62.Ve O, öğüt almayı veya kendisine verilen nimetlerin karşılığını ödemeyi dileyen kimseler için gece ile gündüzü birbiri ardınca getirendir.


Bu ayetlerde Rabbimiz, kullarına lütfettiklerinden bir kısmını saydıktan sonra cömertliğinin sınırsızlığını vurgulamakta ve öğüt almak, şükretmek isteyenlerin bu bereketten, bolluktan istifade etmelerini istemektedir.

Yapılan bu davete ek olarak Rabbimizin tekvinî ayetleri gözler önüne serilmekte, Güneş, Ay ve yıldızların insanoğlunun yaşamındaki önemine dikkat çekilmektedir.

Bu gök cisimlerinin yaşamdaki yeri ve önemi başka ayetlerde de dile getirilmiştir:

5.O, güneşi bir aydınlık, ay’ı bir ışık yapan ve senelerin sayısını ve hesabını bilesiniz diye, aya menziller ayarlayandır. Allah bunu ancak gerçek ile oluşturmuştur. O, bilecek olan bir toplum için âyetleri ayrıntılı olarak açıklar.(Yunus/ 5)

15,16.Allah’ın yedi göğü tabakalar hâlinde nasıl oluşturduğunu ve ay’ı onların içinde bir ışık yaptığını,

güneşi de bir lamba yaptığını görmediniz mi? (Nuh/ 15, 16)

Ve A’râf/ 54, Ya Sin/ 40, Hicr/ 16.

63.Ve Rahmân’ın; yarattığı bütün canlılara dünyada çokça merhamet eden Allah’ın kulları öyle kimselerdir ki onlar, yeryüzünde alçakgönüllülükle yürürler ve cahil kimseler kendilerine lâf attığı zaman “Selâm!” derler.

64.Rahmân’ın [yarattığı bütün canlılara dünyada çokça merhamet eden Allah’ın] kulları, Rablerine teslimiyet göstererek ve kulluk görevlerini yerine getirerek gecelerler.

65,66.Ve Rahmân’ın [yarattığı bütün canlılara dünyada çokça merhamet eden Allah’ın] kulları, “Rabbimiz!

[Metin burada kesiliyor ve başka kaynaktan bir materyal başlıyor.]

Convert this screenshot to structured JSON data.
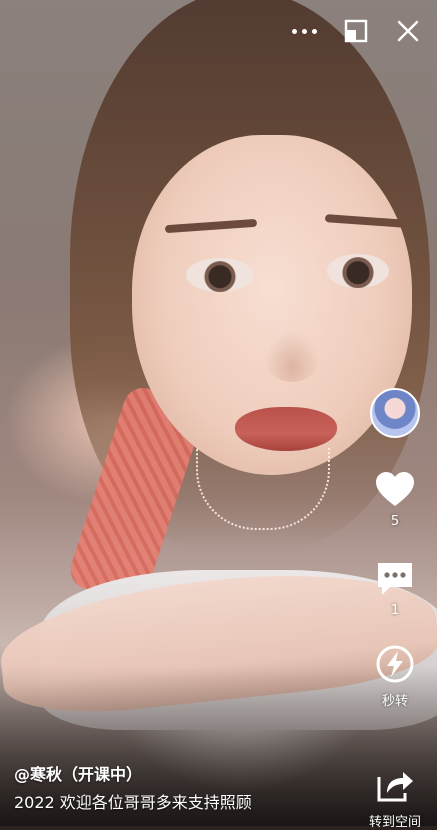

Cehennem azabını bizden sav! Doğrusu onun azabı daimî bir değişim ve yıkıma uğramaktır. Orası cidden ne kötü bir karargâh, ne kötü bir ikametgâhtır!” derler.

67.Ve Rahmân’ın kulları, harcadıklarında savurganlık etmezler, sıkılık da etmezler ve bu ikisi arasında bir denge olmuştur.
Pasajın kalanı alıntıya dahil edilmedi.